These objective tools should not replace subjective clinical judgment, but serve as an aid to improve the validity of clinical decision making. Moreover, nonclinical factors may justify hospitalisation in selected cases 47.
When a decision to treat as an outpatient has been made, a clinical reassessment 24–48 h after the first evaluation should be planned since deterioration is most likely to occur within this time 48. Hospitalisation of patients initially treated as outpatients is not frequent and has been observed within 10 days in only about 7.5% of cases. These patients are at higher risk of death and require a longer median time to return to usual activities 49. In case of doubt, hospitalisation should be the preferred choice. Predictors of complicated courses in seemingly low-risk patients have been identified, but not validated in independent cohorts 50.
Recommendation
The decision to hospitalise remains a clinical decision. However, this decision should be validated against at least one objective tool of risk assessment. Both the PSI and the CURB index are valid tools in this regard. In patients meeting a PSI of IV and V and/or a CURB of 2, hospitalisation is recommended. Additional requirements of patient management as well as social factors not related to pneumonia severity must be considered as well (A3).

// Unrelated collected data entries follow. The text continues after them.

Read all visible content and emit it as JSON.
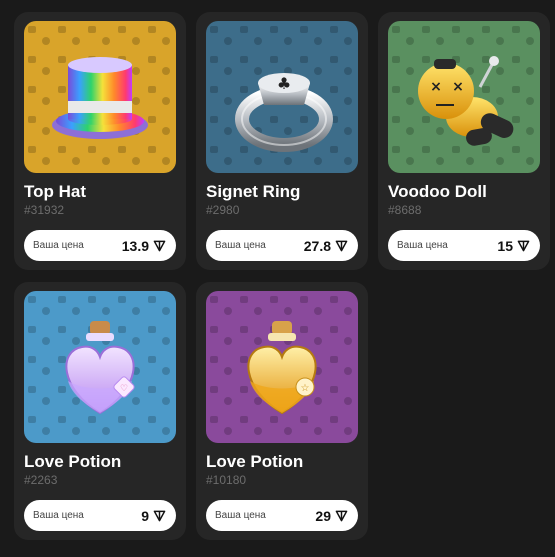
{
  "items": [
    {
      "name": "Top Hat",
      "number": "#31932",
      "price_label": "Ваша цена",
      "price": "13.9",
      "bg": "#d9a42a",
      "icon": "top-hat-icon"
    },
    {
      "name": "Signet Ring",
      "number": "#2980",
      "price_label": "Ваша цена",
      "price": "27.8",
      "bg": "#3d6d8a",
      "icon": "signet-ring-icon"
    },
    {
      "name": "Voodoo Doll",
      "number": "#8688",
      "price_label": "Ваша цена",
      "price": "15",
      "bg": "#5a9060",
      "icon": "voodoo-doll-icon"
    },
    {
      "name": "Love Potion",
      "number": "#2263",
      "price_label": "Ваша цена",
      "price": "9",
      "bg": "#4c9ac9",
      "icon": "love-potion-icon"
    },
    {
      "name": "Love Potion",
      "number": "#10180",
      "price_label": "Ваша цена",
      "price": "29",
      "bg": "#8a4a9c",
      "icon": "love-potion-icon"
    }
  ]
}
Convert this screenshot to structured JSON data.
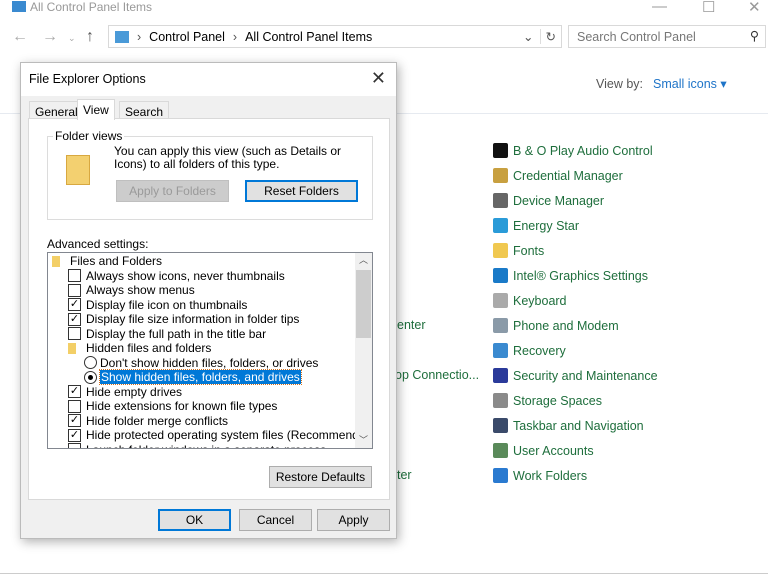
{
  "window": {
    "title": "All Control Panel Items"
  },
  "address": {
    "segments": [
      "Control Panel",
      "All Control Panel Items"
    ]
  },
  "search": {
    "placeholder": "Search Control Panel"
  },
  "view_by": {
    "label": "View by:",
    "value": "Small icons"
  },
  "items": [
    {
      "label": "B & O Play Audio Control",
      "icon": "bo-audio-icon",
      "color": "#111111"
    },
    {
      "label": "Credential Manager",
      "icon": "credential-icon",
      "color": "#c8a040"
    },
    {
      "label": "Device Manager",
      "icon": "device-manager-icon",
      "color": "#666666"
    },
    {
      "label": "Energy Star",
      "icon": "energy-star-icon",
      "color": "#2a9bd8"
    },
    {
      "label": "Fonts",
      "icon": "fonts-icon",
      "color": "#f0c850"
    },
    {
      "label": "Intel® Graphics Settings",
      "icon": "intel-graphics-icon",
      "color": "#1a7ac8"
    },
    {
      "label": "Keyboard",
      "icon": "keyboard-icon",
      "color": "#aaaaaa"
    },
    {
      "label": "Phone and Modem",
      "icon": "phone-modem-icon",
      "color": "#8a9aa8"
    },
    {
      "label": "Recovery",
      "icon": "recovery-icon",
      "color": "#3a8ad0"
    },
    {
      "label": "Security and Maintenance",
      "icon": "flag-icon",
      "color": "#2a3a9a"
    },
    {
      "label": "Storage Spaces",
      "icon": "storage-icon",
      "color": "#8a8a8a"
    },
    {
      "label": "Taskbar and Navigation",
      "icon": "taskbar-icon",
      "color": "#3a4a6a"
    },
    {
      "label": "User Accounts",
      "icon": "users-icon",
      "color": "#5a8a5a"
    },
    {
      "label": "Work Folders",
      "icon": "work-folders-icon",
      "color": "#2a7ad0"
    }
  ],
  "partial_items": [
    "enter",
    "op Connectio...",
    "ter"
  ],
  "dialog": {
    "title": "File Explorer Options",
    "tabs": [
      "General",
      "View",
      "Search"
    ],
    "active_tab": "View",
    "folder_views": {
      "label": "Folder views",
      "text": "You can apply this view (such as Details or Icons) to all folders of this type.",
      "apply": "Apply to Folders",
      "reset": "Reset Folders"
    },
    "advanced_label": "Advanced settings:",
    "settings": [
      {
        "type": "folder",
        "label": "Files and Folders",
        "indent": 0
      },
      {
        "type": "check",
        "label": "Always show icons, never thumbnails",
        "checked": false,
        "indent": 1
      },
      {
        "type": "check",
        "label": "Always show menus",
        "checked": false,
        "indent": 1
      },
      {
        "type": "check",
        "label": "Display file icon on thumbnails",
        "checked": true,
        "indent": 1
      },
      {
        "type": "check",
        "label": "Display file size information in folder tips",
        "checked": true,
        "indent": 1
      },
      {
        "type": "check",
        "label": "Display the full path in the title bar",
        "checked": false,
        "indent": 1
      },
      {
        "type": "folder",
        "label": "Hidden files and folders",
        "indent": 1
      },
      {
        "type": "radio",
        "label": "Don't show hidden files, folders, or drives",
        "checked": false,
        "indent": 2
      },
      {
        "type": "radio",
        "label": "Show hidden files, folders, and drives",
        "checked": true,
        "selected": true,
        "indent": 2
      },
      {
        "type": "check",
        "label": "Hide empty drives",
        "checked": true,
        "indent": 1
      },
      {
        "type": "check",
        "label": "Hide extensions for known file types",
        "checked": false,
        "indent": 1
      },
      {
        "type": "check",
        "label": "Hide folder merge conflicts",
        "checked": true,
        "indent": 1
      },
      {
        "type": "check",
        "label": "Hide protected operating system files (Recommended)",
        "checked": true,
        "indent": 1
      },
      {
        "type": "check",
        "label": "Launch folder windows in a separate process",
        "checked": false,
        "indent": 1
      }
    ],
    "restore": "Restore Defaults",
    "ok": "OK",
    "cancel": "Cancel",
    "apply": "Apply"
  }
}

Who should be considered for ICU admission?
Severe pneumonia remains very difficult to define. Several severity criteria have been tested for their potential to predict ICU admission. However, this approach depends on pre-clinical determinants, such as the structure of local healthcare facilities. It may be impossible to derive a universally applicable prediction rule for ICU admission.
Nevertheless, the severity criteria defined so far remain useful. These criteria describe patients at increased risk of death who should receive increased attention, and ICU admission should always be considered. Criteria of increased attention may also be made in alternative settings, such as intermediate care units or even a specialised regular ward.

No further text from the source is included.